'Healthy' 47-year-old was diagnosed with low iron and ignored it for six months. It almost killed him. Doctor explains: 'If a man is bleeding...'
Severe anemia in a healthy man signaled an underlying health issue. Iron tablets failed to improve his critically low hemoglobin levels. Doctors learned that adult males with iron deficiency are losing blood internally. A colonoscopy revealed a...

“He visits a local clinic, gets routine blood work and his Hemoglobin is 7 g/dL (Normal for men is 13-17)...” wrote Bordoloi. He was diagnosed with iron deficiency anaemia, given some iron tablets and sent home. Six months later, he reappeared, looking incredibly pale and having lost 10 kg.

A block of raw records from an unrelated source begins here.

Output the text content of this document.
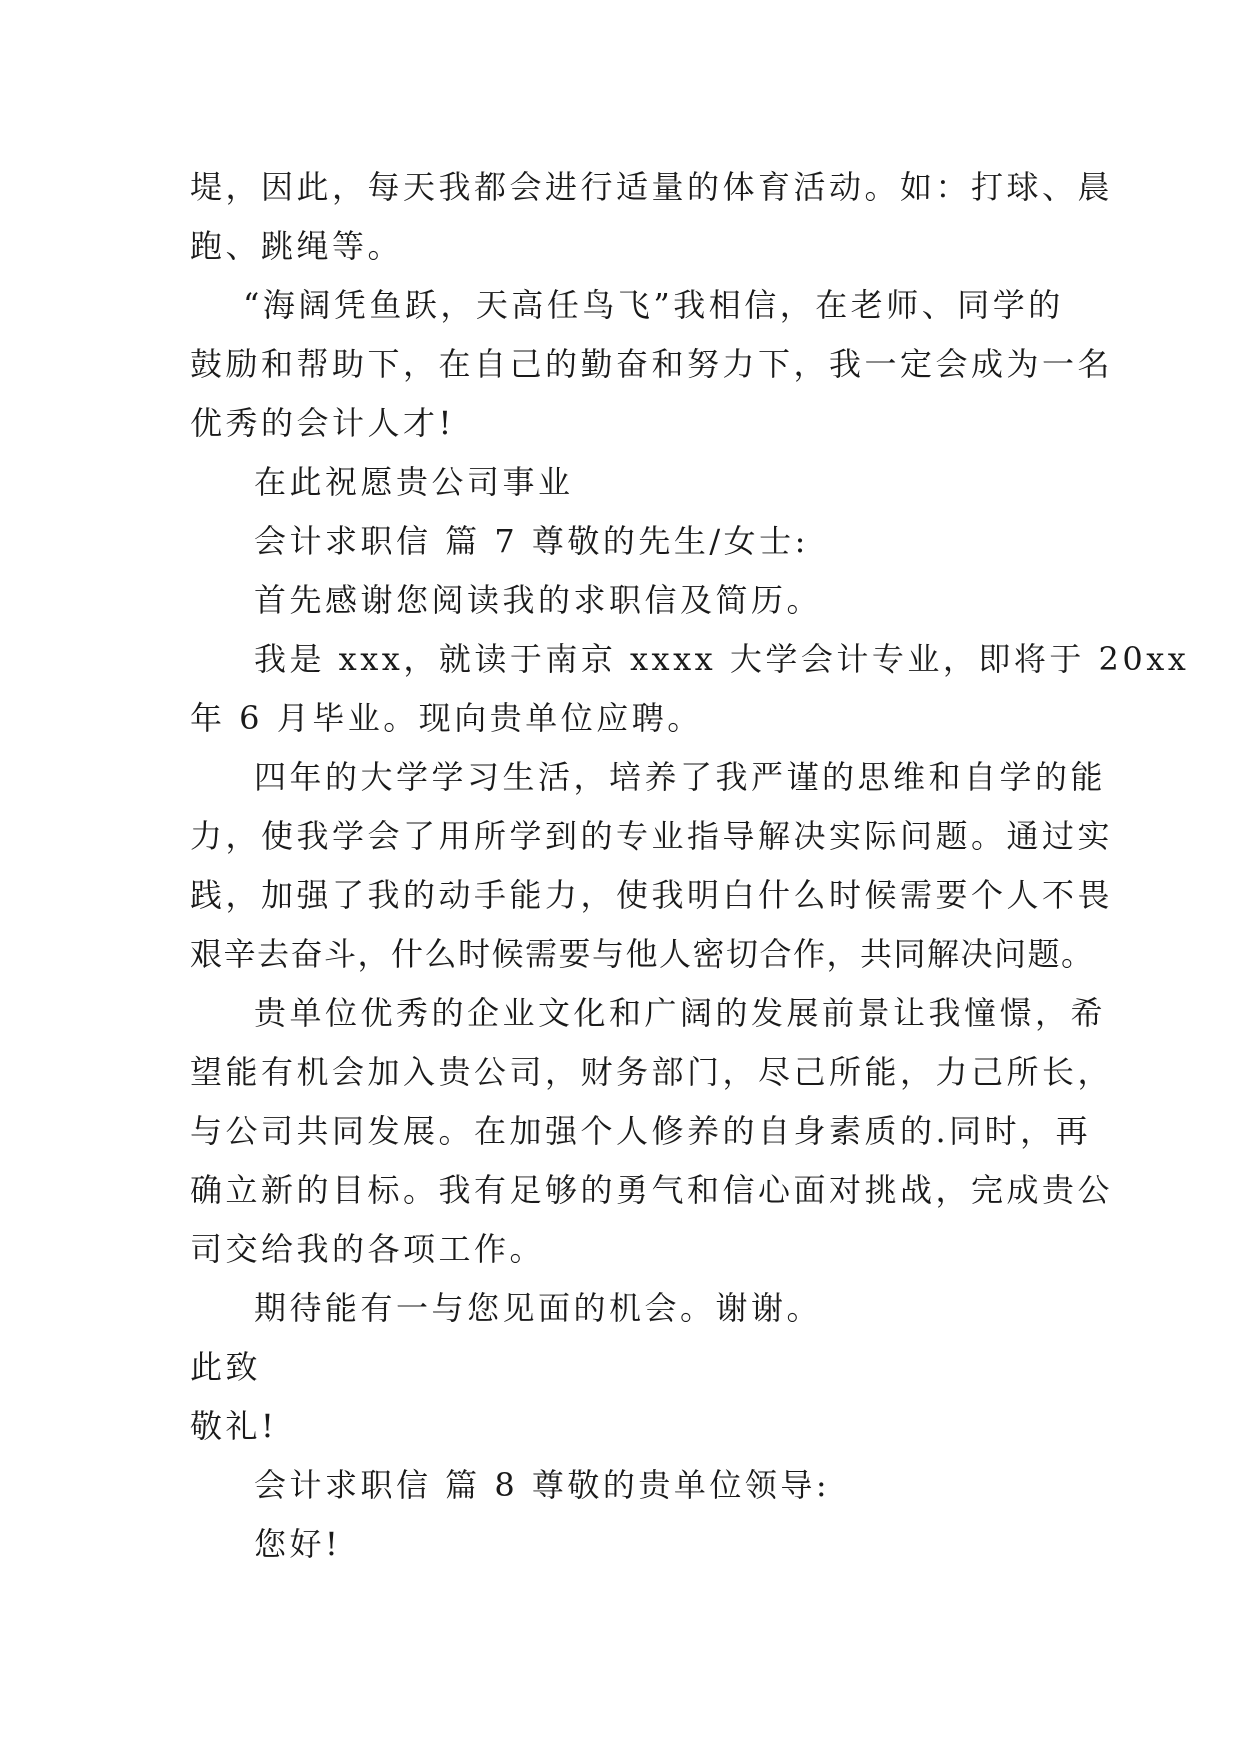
堤，因此，每天我都会进行适量的体育活动。如：打球、晨
跑、跳绳等。
“海阔凭鱼跃，天高任鸟飞”我相信，在老师、同学的
鼓励和帮助下，在自己的勤奋和努力下，我一定会成为一名
优秀的会计人才!
在此祝愿贵公司事业
会计求职信 篇 7 尊敬的先生/女士:
首先感谢您阅读我的求职信及简历。
我是 xxx，就读于南京 xxxx 大学会计专业，即将于 20xx
年 6 月毕业。现向贵单位应聘。
四年的大学学习生活，培养了我严谨的思维和自学的能
力，使我学会了用所学到的专业指导解决实际问题。通过实
践，加强了我的动手能力，使我明白什么时候需要个人不畏
艰辛去奋斗，什么时候需要与他人密切合作，共同解决问题。
贵单位优秀的企业文化和广阔的发展前景让我憧憬，希
望能有机会加入贵公司，财务部门，尽己所能，力己所长，
与公司共同发展。在加强个人修养的自身素质的.同时，再
确立新的目标。我有足够的勇气和信心面对挑战，完成贵公
司交给我的各项工作。
期待能有一与您见面的机会。谢谢。
此致
敬礼!
会计求职信 篇 8 尊敬的贵单位领导:
您好!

“We re-check his blood. His Hemoglobin is now 5 g/dL. The iron pills did absolutely nothing. Here is the Golden Rule we learn on day one in the medicine wards: If an adult male (or post-menopausal female) is iron deficient, they are losing blood. Period…” he wrote. He went on to explain that if the bleeding is internal, it is dripping into the gut and a colonoscopy has to be done.
Colonoscopy results shocked the doctors - a large, ulcerated tumour was found in his ascending colon and he was diagnosed with colon cancer.
Rather than causing a blockage in the digestive tract, these cancers often form open sores that continuously leak small amounts of blood. Tiny, invisible quantities of blood gradually pass into the stool day after day, making the bleeding almost impossible to notice because bright red blood is usually absent. Over time, this hidden blood loss steadily depletes the body's iron stores, eventually leading to iron deficiency anemia without obvious warning signs.
In adult men, iron deficiency anemia should never be dismissed as a minor nutritional issue. One of the most important possibilities that doctors investigate is gastrointestinal cancer, including cancers of the colon or stomach, until another cause has been clearly identified. Other significant causes include peptic ulcers that bleed persistently, resulting in chronic blood loss, and celiac disease, a condition in which damage to the small intestine prevents the body from absorbing enough iron from food, even when dietary intake is adequate.